Keep my mind free from the recital of endless details; give me wings to get to the point. Seal my lips on my aches and pains. They are increasing, and love of rehearsing them is becoming sweeter as the years go by. I dare not ask for grace enough to enjoy the tales of others’ pains, but help me to endure them with patience.

I dare not ask for improved memory, but for a growing humility and a lessing cocksureness when my memory seems to clash with the memories of others. Teach me the glorious lesson that occasionally I may be mistaken.

Keep me reasonably sweet; I do not want to be a Saint – some of them are so hard to live with – but a sour old person is one of the crowning works of the devil. Give me the ability to see good things in unexpected places, and talents in unexpected people. And, give me, O Lord, the grace to tell them so.

AMEN

For the past couple of weeks I’ve been recovering from some surgery, and so I have to remember to ask the Lord to seal my lips on my aches and pains. Somehow, I seem to slip past the seal all too often.

Practicing (the presence of God)

I have a friend who observes: Practice doesn’t necessarily make perfect. Practice makes Permanent.

An astute observation, I think. Its truth is probably why I have such a hard time breaking bad habits. I’ve had so much practice at them, they must be treated seriously in order to stop. They are pretty well ingrained. Permanent (unless I really get out the Ajax Magic Eraser and go to work.) Its truth is also the reason I find it so easy not to make myself sit down and pull together even a single paragraph to post every morning. I’ve not practiced enough to make it a part of my life.

[My apologies, Jack, if I got this all different that you meant it.] In his homily yesterday, Fr. Jack made connections between the first reading where Ezekial sees the water (Life from God) flowing out of God’s house, the temple, and Jesus as the temple – or the house of God. God cannot be constrained by a building. God won’t fit into the Sanctuary. Jesus became the temple – so now God is in a person, walking around. The final connection is the second reading: We are all temples of God. Even me. It therefore behooves me to respect that temple that is myself.

At this point I begin to chuckle as I remember a Jimmy Buffett song in which the women character speaks in frustration at the man: “I treat my body like a temple; you treat yours like a tent.” Let’s have some respect here!

Why does this have any relationship to practice? If I am to remember that God resides with me, I have to practice. I need to write. I need to pray. I need to stop and remember, over and over and over. Until I have practiced so much that it is truly a part of me.

Erased

I’m sure we have all made mistakes. We have all exhibited some form of at least mildly unacceptable behaviour at some time in our lives. It’s a part of the learning process. However, when someone steps far outside the boundaries of acceptable behaviour and commits acts that are immoral/illegal then something must me done. Or at least we feel something must be done.

Recently, I watched from afar as someone is being erased. That’s one of the ways we cope with a broken person – someone who needs to be accountable, and at the same time needs healing. We erase them. We remove all references to them. We start the process of making them invisible. The name and the picture are removed from printed material or from a website. Connections are broken. Rooms are cleaned out. Personnel replaced. Or at a family level, the photos may have to be removed from albums and destroyed.

These actions are often needed as a part of a healing process for those who were damaged by the offender’s actions. It’s not all bad. It’s a way of moving forward and not staying focussed on the hurt. It’s probably even a part of the the process of forgiving.

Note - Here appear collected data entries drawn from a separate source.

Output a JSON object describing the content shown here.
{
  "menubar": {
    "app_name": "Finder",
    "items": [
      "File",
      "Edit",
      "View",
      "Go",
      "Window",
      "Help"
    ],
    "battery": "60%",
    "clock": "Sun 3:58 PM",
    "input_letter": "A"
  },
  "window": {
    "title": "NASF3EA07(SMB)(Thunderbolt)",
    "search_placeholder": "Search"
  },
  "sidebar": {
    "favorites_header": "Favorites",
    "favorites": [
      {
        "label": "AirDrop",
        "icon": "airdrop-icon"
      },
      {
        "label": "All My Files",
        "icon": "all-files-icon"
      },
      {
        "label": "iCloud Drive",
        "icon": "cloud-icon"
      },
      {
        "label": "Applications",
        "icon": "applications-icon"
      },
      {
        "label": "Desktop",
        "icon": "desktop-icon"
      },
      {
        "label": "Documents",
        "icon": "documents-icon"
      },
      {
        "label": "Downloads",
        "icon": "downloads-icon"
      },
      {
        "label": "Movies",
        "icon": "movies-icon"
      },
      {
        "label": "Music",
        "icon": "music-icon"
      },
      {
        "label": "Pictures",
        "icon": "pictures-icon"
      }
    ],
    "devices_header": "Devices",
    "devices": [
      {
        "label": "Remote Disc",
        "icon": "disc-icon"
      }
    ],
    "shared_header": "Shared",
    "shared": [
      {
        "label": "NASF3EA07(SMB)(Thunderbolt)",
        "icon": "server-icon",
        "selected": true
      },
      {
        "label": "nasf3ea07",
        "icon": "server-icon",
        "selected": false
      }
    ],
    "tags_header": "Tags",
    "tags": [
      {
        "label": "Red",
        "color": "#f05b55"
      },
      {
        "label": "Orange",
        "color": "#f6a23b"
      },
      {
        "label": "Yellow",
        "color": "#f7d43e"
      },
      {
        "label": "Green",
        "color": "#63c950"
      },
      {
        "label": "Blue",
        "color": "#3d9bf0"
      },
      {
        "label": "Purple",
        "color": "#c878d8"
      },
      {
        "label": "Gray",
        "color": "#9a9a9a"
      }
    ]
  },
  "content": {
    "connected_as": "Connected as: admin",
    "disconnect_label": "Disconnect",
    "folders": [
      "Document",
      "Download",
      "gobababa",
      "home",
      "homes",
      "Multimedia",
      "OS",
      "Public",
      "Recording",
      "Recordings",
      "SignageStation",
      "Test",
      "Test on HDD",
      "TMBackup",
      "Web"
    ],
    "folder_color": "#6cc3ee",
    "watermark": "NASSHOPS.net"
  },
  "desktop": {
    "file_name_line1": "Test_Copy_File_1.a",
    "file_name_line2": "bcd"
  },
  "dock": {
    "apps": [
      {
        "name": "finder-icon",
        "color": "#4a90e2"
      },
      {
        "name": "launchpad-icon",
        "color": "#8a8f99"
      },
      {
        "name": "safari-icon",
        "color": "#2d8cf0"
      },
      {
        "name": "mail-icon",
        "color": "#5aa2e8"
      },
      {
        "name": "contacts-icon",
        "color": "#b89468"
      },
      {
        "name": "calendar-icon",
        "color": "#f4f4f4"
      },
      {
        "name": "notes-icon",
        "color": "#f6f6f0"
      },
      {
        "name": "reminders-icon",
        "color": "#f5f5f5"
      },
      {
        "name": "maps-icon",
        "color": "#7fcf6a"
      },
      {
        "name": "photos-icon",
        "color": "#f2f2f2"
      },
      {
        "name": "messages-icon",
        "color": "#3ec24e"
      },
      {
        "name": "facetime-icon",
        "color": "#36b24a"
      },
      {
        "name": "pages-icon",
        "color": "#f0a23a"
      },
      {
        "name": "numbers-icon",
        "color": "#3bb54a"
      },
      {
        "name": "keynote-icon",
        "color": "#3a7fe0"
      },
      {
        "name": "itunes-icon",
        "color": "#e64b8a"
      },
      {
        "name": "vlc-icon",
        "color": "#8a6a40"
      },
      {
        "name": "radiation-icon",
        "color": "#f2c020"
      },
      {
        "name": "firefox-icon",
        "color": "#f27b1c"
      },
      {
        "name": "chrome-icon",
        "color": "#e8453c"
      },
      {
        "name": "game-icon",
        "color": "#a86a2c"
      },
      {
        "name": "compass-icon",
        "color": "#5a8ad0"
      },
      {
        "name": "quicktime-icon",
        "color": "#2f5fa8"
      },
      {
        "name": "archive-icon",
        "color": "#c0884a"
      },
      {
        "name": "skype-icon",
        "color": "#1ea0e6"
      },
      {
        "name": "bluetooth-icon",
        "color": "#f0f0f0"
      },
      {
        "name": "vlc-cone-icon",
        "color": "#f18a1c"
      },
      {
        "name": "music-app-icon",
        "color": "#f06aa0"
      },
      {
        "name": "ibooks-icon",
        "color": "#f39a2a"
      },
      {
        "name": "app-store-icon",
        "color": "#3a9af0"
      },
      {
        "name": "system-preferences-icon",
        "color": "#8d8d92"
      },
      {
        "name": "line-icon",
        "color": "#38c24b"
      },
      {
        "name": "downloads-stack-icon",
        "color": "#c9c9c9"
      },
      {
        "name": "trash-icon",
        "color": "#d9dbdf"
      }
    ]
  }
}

I’ve heard it explained that being in “sin” is the state of being separated – separated from God. Being erased is a rather vivid image of being separated in a human sense. I’m glad that Scripture seems to tell me that God will not erase me. That there is hope – that the prodigal child can return home. I pray never to be erased from a community or a family. And I pray for healing for both those who must do the erasing, and the ones who are erased.